Nigeria Imports N362bn Worth of Wheat in 2018

07.03.2019

Despite reports that agricultural productivity has been growing in Nigeria in recent years, data released by the National Bureau of Statistics showed otherwise.

In the Foreign Trade Statistics report released by the NBS, importation of agricultural goods increased for the most part of 2018. The report showed that wheat importation represents 42.5 per cent or N362.4 billion of the total N852 billion spent on importation of agricultural goods in the year.

Ayodeji Balogun, country manager, AFEX Commodities Exchange Limited, said: “If you look at the derivatives of wheat, it is top line food for the younger, (upper and lower) middle income class, and that population is growing.

“The population of people eating pasta will continue to increase, and every sachet of Noodles is a part of wheat. That number will keep growing and wheat is not a crop we have any efficiency in producing,” he added.

The Agricultural Promotion Policy (2016-2020) put Nigeria’s annual wheat consumption at 4.7 million metric tonnes and local production at a mere 60 thousand metric tonnes, leaving a deficit of 4.64 million metric tonnes. Suggesting manufacturers of bread, biscuits, semovita etc had to import 4.64 MMT of wheat in 2018 to meet growing demand.
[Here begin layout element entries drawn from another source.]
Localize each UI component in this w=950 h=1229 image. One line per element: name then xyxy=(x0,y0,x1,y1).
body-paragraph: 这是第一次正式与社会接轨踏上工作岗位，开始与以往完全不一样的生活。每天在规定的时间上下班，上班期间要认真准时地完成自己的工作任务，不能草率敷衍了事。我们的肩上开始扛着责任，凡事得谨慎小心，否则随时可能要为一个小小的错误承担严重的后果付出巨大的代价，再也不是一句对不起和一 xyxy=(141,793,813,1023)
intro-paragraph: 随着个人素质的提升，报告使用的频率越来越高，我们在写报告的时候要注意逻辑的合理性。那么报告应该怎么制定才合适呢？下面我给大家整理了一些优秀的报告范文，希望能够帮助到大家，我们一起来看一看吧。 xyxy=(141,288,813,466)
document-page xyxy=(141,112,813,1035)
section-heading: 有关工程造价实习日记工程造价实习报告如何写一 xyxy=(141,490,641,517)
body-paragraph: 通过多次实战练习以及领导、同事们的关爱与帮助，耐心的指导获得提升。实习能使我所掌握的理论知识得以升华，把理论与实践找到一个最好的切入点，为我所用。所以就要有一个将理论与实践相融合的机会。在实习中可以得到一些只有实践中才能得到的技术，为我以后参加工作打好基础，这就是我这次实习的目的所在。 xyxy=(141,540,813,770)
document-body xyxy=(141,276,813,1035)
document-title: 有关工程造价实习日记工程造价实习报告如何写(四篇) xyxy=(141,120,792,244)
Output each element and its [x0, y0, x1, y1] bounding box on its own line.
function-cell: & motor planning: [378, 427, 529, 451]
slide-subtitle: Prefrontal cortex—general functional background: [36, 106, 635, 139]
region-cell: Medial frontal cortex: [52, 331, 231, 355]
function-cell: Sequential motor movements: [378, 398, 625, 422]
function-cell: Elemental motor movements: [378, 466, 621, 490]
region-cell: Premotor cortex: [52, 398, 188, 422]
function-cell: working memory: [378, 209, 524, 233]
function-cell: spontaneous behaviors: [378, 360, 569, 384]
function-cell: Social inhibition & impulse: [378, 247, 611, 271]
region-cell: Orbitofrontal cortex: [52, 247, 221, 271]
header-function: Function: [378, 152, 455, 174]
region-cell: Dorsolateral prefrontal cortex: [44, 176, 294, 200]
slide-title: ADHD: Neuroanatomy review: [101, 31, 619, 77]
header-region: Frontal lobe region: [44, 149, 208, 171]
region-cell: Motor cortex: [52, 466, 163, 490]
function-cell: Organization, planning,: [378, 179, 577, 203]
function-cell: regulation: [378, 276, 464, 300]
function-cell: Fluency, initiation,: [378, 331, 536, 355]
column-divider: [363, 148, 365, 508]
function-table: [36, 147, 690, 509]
According to Oluwasina Olabanji, executive director, Lake Chad Research Institute, Nigerian wheat farmers produced less than 300,000 metric tonnes in 2017 farming season, while that was better than the 2018 farming season, the deficit was still 4.5 metric tonnes.

Experts believed government intervention can help deepen wheat production and agricultural produce as a whole. A visit to Borno state last year, by BusinessDay, showed about 67,000 hectares of land that was farmed for Wheat in Chad basin has been abandoned and uncultivated for years due to the insurgency.
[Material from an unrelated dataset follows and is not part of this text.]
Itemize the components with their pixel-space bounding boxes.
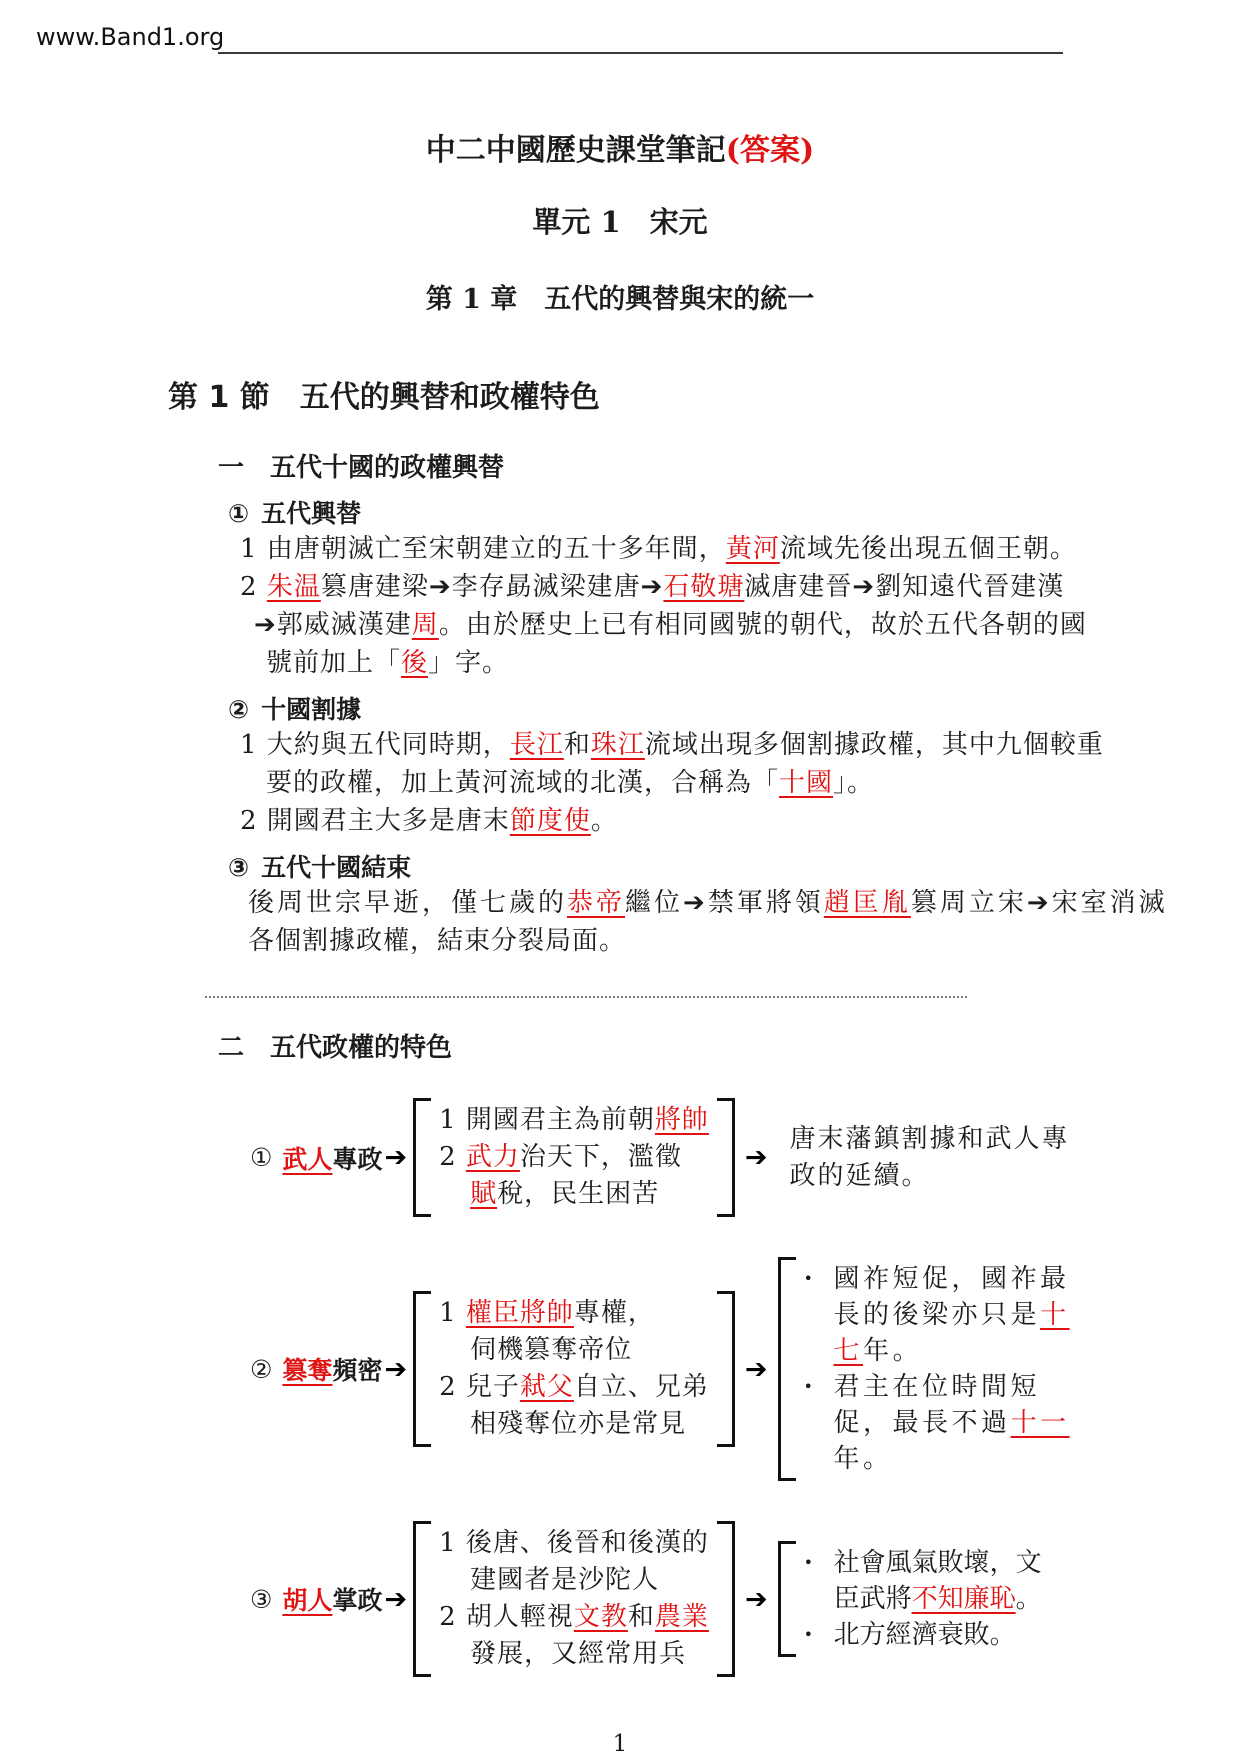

Abdulkadir Jidda, chairman, All Farmers Association of Nigeria (AFAN), Borno State chapter told journalist “nobody can go there now.”

The President, Wheat Farmers Association of Nigeria (WFAN), Salim Muhammad, revealed that the body has not received any intervention from the current administration. He said the last time they got any form of support was during Goodluck Jonathan administration under the Growth Enhancement Scheme (GES) programme.

“Since it stopped, nothing like intervention came to wheat farming,” Muhammad said.

Despite wheat budgetary allocation rising every year, wheat production continued to decline. Federal government reportedly approved N8.85 billion through the Ministry of Agriculture, yet nothing substantial has been achieved in the industry.

In the first quarter of 2018, Nigeria imported N72.8 billion worth of Wheat, N85.46 billion in the second quarter, N101.4 billion in the third quarter and N102.7 billion in the final quarter. Bringing the total amount spent on Wheat in 2018 to N362 billion.

However, local sugar production rose by 101.1 per cent in the same year, largely driven by the private sector. Same with rice production that has enjoyed government enormous intervention in recent years. Nigeria is now the largest rice producer in Africa after attaining 4 million tonnes a year.